With the churn and transaction models combined we were able to put together some very interesting user segments. In particular identifying the users who had a relatively high probability of churning, but very high spend predictions if they stayed using the account. These customers were the most important to understand as a group and attempt to persuade them to stay with the account.

  • High churn, low spend
  • High churn, high spend
  • Low churn, low spend
  • Low churn, high spend

Targeted Incentives / Scenario Forecasting

Once we had our high value, high risk segment identified the next goal was to retain them as efficiently as possible. There were various financial (such as offering the customer a bonus for setting up direct deposit or making additional transactions), and non-financial (such as additional marketing messages) levers that could be pulled to accomplish this goal. However resources were limited and we wanted to be even more targeted with these incentives.

Because the churn and transaction models were already taking past customer incentives and interactions into consideration, we were able to develop a methodology for scenario planning and forecasting the future under different conditions. If a user got a $20 bonus for making a purchase how would that impact the churn/transaction prediction vs. if the customer did not get the bonus? What about if they were given $50 to set up direct deposit, etc.

The difference between a customer's expected churn and transactions under different scenarios is the predicted impact of the intervention. We can then look at the ROI as ((churn reduction * predicted transactions) + (predicted transactions with intervention - predicted transactions without)) / cost of the intervention. We can then rank all possible interventions for all customers and spend our marketing dollars as efficiently as possible by simply going down the list until the marketing budget has been exhausted.

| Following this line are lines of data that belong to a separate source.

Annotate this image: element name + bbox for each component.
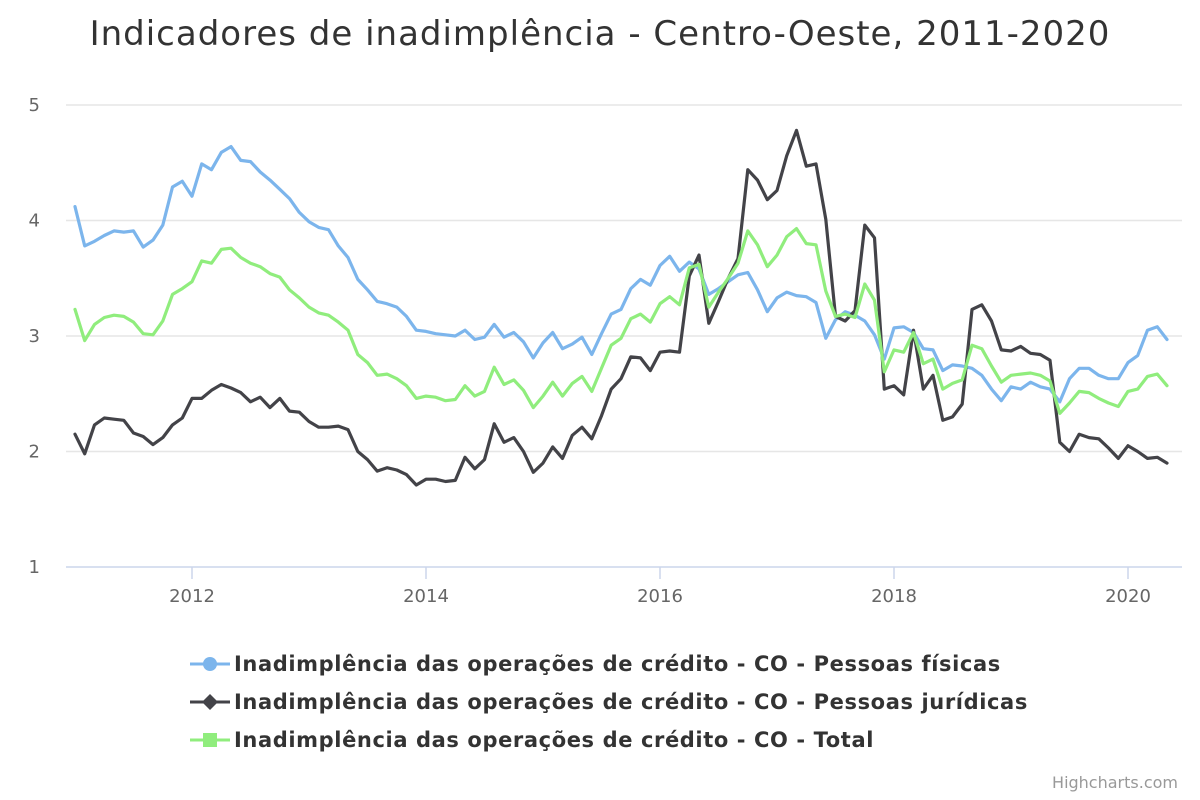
legend-item-pessoas-juridicas[interactable]: Inadimplência das operações de crédito -… bbox=[190, 683, 1090, 721]
x-tick-label: 2016 bbox=[637, 586, 683, 607]
y-tick-label: 1 bbox=[29, 557, 40, 578]
y-axis-labels: 1 2 3 4 5 bbox=[29, 95, 40, 578]
x-tick-label: 2018 bbox=[871, 586, 917, 607]
legend-square-icon bbox=[190, 733, 230, 747]
series-layer bbox=[73, 128, 1169, 487]
series-line-3[interactable] bbox=[73, 227, 1169, 415]
legend-circle-icon bbox=[190, 657, 230, 671]
x-tick-label: 2014 bbox=[403, 586, 449, 607]
y-tick-label: 4 bbox=[29, 211, 40, 232]
x-axis: 2012 2014 2016 2018 2020 bbox=[66, 566, 1182, 607]
x-tick-label: 2012 bbox=[169, 586, 215, 607]
chart-title: Indicadores de inadimplência - Centro-Oe… bbox=[89, 14, 1111, 54]
y-tick-label: 2 bbox=[29, 442, 40, 463]
series-line-2[interactable] bbox=[73, 128, 1169, 487]
legend-item-pessoas-fisicas[interactable]: Inadimplência das operações de crédito -… bbox=[190, 645, 1090, 683]
legend-label: Inadimplência das operações de crédito -… bbox=[234, 728, 875, 752]
credits-link[interactable]: Highcharts.com bbox=[1052, 773, 1178, 792]
legend-item-total[interactable]: Inadimplência das operações de crédito -… bbox=[190, 721, 1090, 759]
y-tick-label: 5 bbox=[29, 95, 40, 116]
y-tick-label: 3 bbox=[29, 326, 40, 347]
legend-diamond-icon bbox=[190, 694, 230, 710]
legend-label: Inadimplência das operações de crédito -… bbox=[234, 652, 1001, 676]
grid-lines bbox=[66, 104, 1182, 453]
legend-label: Inadimplência das operações de crédito -… bbox=[234, 690, 1028, 714]
series-line-1[interactable] bbox=[73, 145, 1169, 404]
x-tick-label: 2020 bbox=[1105, 586, 1151, 607]
legend: Inadimplência das operações de crédito -… bbox=[190, 645, 1090, 759]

Addendum: Direct Deposit Identification

An unrelated project completed in parallel to the primary churn / transactions / incentives work used data to classify transactions as direct deposits more accurately. Knowing if a customer has actually signed up for payroll direct deposit is very valuable to the business, as these customers are likely to stick around and be active users of the account. 

From a data perspective there is no obvious way to determine if a deposit was manual or from a payroll deposit. All we have is the name of the company who made the deposit. Historically a manual list was maintained of confirmed payroll sources and exclusion lists that were not payroll. This is expensive to maintain as new sources make deposits and old ones change names, there are tens of thousands of deposit sources, a lot for anyone to have to go through and check regularly. 

We developed a methodology to use the data across all consumers to identify likely direct deposits based on deposit cadence. The theory behind this is that payroll is regular, run weekly, bi-weekly or monthly. So if a customer gets deposits on a regular cadence from a single source that source is likely a company direct deposit program. We can then say that source is likely sending direct deposits to other users, even if it is their first deposit and we have not seen the pattern for them yet. 

There is some complexity to this approach as the cadence is not exactly every 7,14, or 30 days due to weekends, holiday, and varying days in each month. By using fuzzy matching this was able to be overcome with good accuracy. 

The end result was a list of high likelihood direct deposit sources (where they nearly always went to customers on a regular cadence) and low likelihood direct deposit sources (no consistency at all to when deposits occur). This list could then be used to screen for possibly incorrectly identified sources in the manual review lists ie a source that is very consistent but listed as not a direct deposit source, or a source with no consistency that is listed as direct deposit. Additionally as new sources begin to make deposits the model can automatically classify as direct deposit or not rather than waiting for manual review.